Building the Decimal Playground 4: Wrap-Up

The previous sections have presented a somewhat wandering journey through the creation of the Decimal Playground covering why we did it; our goals and general app setup; using Babel to transform user code; and the various run-time interventions we used to implement the proposed functionality.

This last chapter is a roundup of some of the top points and a bonus reflection.

Set-Up

  • A playground needs to take input, transform it into runnable Javascript, and then evaluate that Javascript to give the full experience.

  • A cool way to make the playground sharable without spinning up a database is to add the encoded text to the URL — makes for some long URLs, though.

  • Monaco can take a bit of futzing to get rid of what it thinks are errors (instead of knowing it's future Javascript).

Transforming

  • Use AST explorer to understand what you are transforming and to discover the names of the structures you are translating into.

  • You can get pretty far into implementing your plugin with the explorer and these three resources: step-by-step tutorial from Tan Li Hau; the Babel Plugin Handbook; @babel/types package API documentation.

  • Visitors have both enter and exit methods. enter is the default.

  • Use path.buildCodeFrameError to throw great errors. Pass it along to runtime code to include great errors detected at run time.

  • path.get is great if you need replace subpaths; otherwise working directly with the node and t for convenience functions can be cleaner, especially with currying.

  • Variables make everything more complicated because they are not resolved until run time. It can be reasonable to repeat some code to handle this.

Runtime

  • Use a top-level import and pass the global object as an argument to limit usage of globals.

  • Proxies are a nice way to intervene programmatically into other code. The Looking at All 13 JavaScript Proxy Traps tutorial from Digital Ocean and the ExploringJS chapter on proxies are great resources to understand them better.

  • Proxy a function that throws an error when your base case is an error. Elegant and charming.

  • Using an object to represent a Decimal value can cause lots of small places where we need to intervene to keep Javascript working as expected: especially conditionals and comparisons.

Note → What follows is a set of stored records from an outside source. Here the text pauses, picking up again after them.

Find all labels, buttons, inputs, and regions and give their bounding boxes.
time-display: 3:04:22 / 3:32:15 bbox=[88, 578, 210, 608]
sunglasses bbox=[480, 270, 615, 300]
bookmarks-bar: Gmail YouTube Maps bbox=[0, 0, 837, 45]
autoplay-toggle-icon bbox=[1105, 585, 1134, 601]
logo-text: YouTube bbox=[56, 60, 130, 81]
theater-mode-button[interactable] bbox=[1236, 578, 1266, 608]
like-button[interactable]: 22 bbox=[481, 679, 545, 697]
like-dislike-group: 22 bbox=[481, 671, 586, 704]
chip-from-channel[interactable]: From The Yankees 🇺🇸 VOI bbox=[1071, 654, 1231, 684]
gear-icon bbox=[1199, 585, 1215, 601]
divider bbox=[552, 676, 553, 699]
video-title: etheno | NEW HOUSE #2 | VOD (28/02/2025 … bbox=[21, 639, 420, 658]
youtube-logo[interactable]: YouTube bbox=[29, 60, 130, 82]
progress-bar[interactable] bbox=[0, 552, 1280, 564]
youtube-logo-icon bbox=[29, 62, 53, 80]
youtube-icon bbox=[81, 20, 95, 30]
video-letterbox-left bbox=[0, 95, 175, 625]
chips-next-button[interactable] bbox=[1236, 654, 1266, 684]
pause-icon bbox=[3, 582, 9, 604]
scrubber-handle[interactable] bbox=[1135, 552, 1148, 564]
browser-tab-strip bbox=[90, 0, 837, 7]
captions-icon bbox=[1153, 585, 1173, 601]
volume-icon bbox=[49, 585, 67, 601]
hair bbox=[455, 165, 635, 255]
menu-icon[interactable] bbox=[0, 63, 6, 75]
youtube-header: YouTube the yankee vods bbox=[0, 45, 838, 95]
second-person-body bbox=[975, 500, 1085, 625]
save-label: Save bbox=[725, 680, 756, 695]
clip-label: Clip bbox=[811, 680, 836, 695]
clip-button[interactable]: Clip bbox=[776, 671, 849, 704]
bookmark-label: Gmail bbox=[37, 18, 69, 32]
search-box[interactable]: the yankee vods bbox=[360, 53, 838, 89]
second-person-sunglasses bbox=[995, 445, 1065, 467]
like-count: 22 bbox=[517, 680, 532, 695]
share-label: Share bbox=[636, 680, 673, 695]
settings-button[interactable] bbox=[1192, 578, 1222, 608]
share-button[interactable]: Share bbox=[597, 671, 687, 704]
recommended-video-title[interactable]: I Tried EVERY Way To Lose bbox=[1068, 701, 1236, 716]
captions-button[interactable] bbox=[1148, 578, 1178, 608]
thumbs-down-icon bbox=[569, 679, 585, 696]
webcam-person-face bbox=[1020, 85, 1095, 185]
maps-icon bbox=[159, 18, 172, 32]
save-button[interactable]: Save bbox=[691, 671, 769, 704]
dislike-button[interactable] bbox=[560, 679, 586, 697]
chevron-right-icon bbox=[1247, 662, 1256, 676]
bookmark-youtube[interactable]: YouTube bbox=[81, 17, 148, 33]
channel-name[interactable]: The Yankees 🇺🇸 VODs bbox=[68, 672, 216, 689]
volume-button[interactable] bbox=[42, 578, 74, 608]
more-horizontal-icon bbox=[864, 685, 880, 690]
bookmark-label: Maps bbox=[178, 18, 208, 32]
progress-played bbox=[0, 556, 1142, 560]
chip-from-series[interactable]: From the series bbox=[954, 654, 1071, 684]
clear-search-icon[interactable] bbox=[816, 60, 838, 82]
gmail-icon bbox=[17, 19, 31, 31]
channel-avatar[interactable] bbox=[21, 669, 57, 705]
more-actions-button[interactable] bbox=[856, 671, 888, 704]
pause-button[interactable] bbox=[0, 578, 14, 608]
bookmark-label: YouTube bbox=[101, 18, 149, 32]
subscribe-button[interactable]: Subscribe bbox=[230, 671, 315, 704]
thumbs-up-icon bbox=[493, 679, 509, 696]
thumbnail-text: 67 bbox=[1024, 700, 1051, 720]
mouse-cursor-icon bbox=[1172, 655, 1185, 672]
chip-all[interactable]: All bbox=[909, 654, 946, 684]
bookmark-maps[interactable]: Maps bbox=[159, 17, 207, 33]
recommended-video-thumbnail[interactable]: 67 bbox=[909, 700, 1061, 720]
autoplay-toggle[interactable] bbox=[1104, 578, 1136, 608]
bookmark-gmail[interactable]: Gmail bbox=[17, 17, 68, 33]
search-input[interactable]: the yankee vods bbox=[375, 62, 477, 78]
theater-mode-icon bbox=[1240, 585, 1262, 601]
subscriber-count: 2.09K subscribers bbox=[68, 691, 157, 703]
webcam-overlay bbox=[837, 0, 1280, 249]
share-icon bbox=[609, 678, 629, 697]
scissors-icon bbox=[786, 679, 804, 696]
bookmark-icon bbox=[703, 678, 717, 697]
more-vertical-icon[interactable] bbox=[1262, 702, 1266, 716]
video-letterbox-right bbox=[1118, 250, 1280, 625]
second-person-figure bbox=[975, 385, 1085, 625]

  • Making Math methods polymorphic is a cool idea currently under discussion.

Bonus Reflection: Matching Javascript

There is one last set of thoughts that I could not fit in anywhere else, but occupied me as I implemented the Decimal functionality specified (and some not). As Javascript has developed across the years, dynamic programming has fallen somewhat out of fashion and loose-ness and coercion have been replaced with throwing a lot more errors. In the case of the Decimal playground, where we chose to rely on existing libraries to replicate a primitive, we could find ourselves in some funny positions.

I have written before about the trouble with objects in comparisons, but my favorite question came up with the statement: 19m < "a". If you try this in your browser consoles or the playground with a BigInt or a Number — 19n < "a", 19 < "a" — you will see that it is a question that Javascript is willing to answer. If you try the Decimal version in the playground, you will get a constructor error. That's because the library thinks it is an unreasonable question to ask and in the urge to get out something for people to play with, we've chosen not to match this corner case for now.

Should we though? Which makes the most sense? Is it logical to want to compare a number and a letter? Should we assume that by doing this, the user has made an error, and therefore we should help them by surfacing it? Or is it better to support different approaches we can't expect by just returning false for < and >?

I don't ask these questions to answer them here, but to point out what I've gained most from implementing a lightweight Decimal — an opportunity to dig into the corner cases of Javascript conversion and a chance to think about what we are matching in Javascript when we add a new feature and when we argue for a primitive versus an object or method.

As Javascript continues to grow, knowing these cases and considering where to match the existing grain and where to diverge will continue to be an important area. Writing playground implementation can deepen your understanding in a way that just reading or thinking about other languages cannot.

That's my last hot take.

It's Really Over

If you read straight through: Thanks for sticking with me for the whole thing!

If you started here: I hope some of this entices you to check out the longer articles.

Either way, if you have some ideas for what you want to see in Javascript — even crazy ones — I encourage you to fork this repo; pop open AST explorer; and replace all my transforms and runtime interventions with your own.

And if you are interested in the Decimal proposal itself, visit the repo and get involved.

As for me, my time in the language track is coming to an end. But I don't regret the time spent on this playground one bit.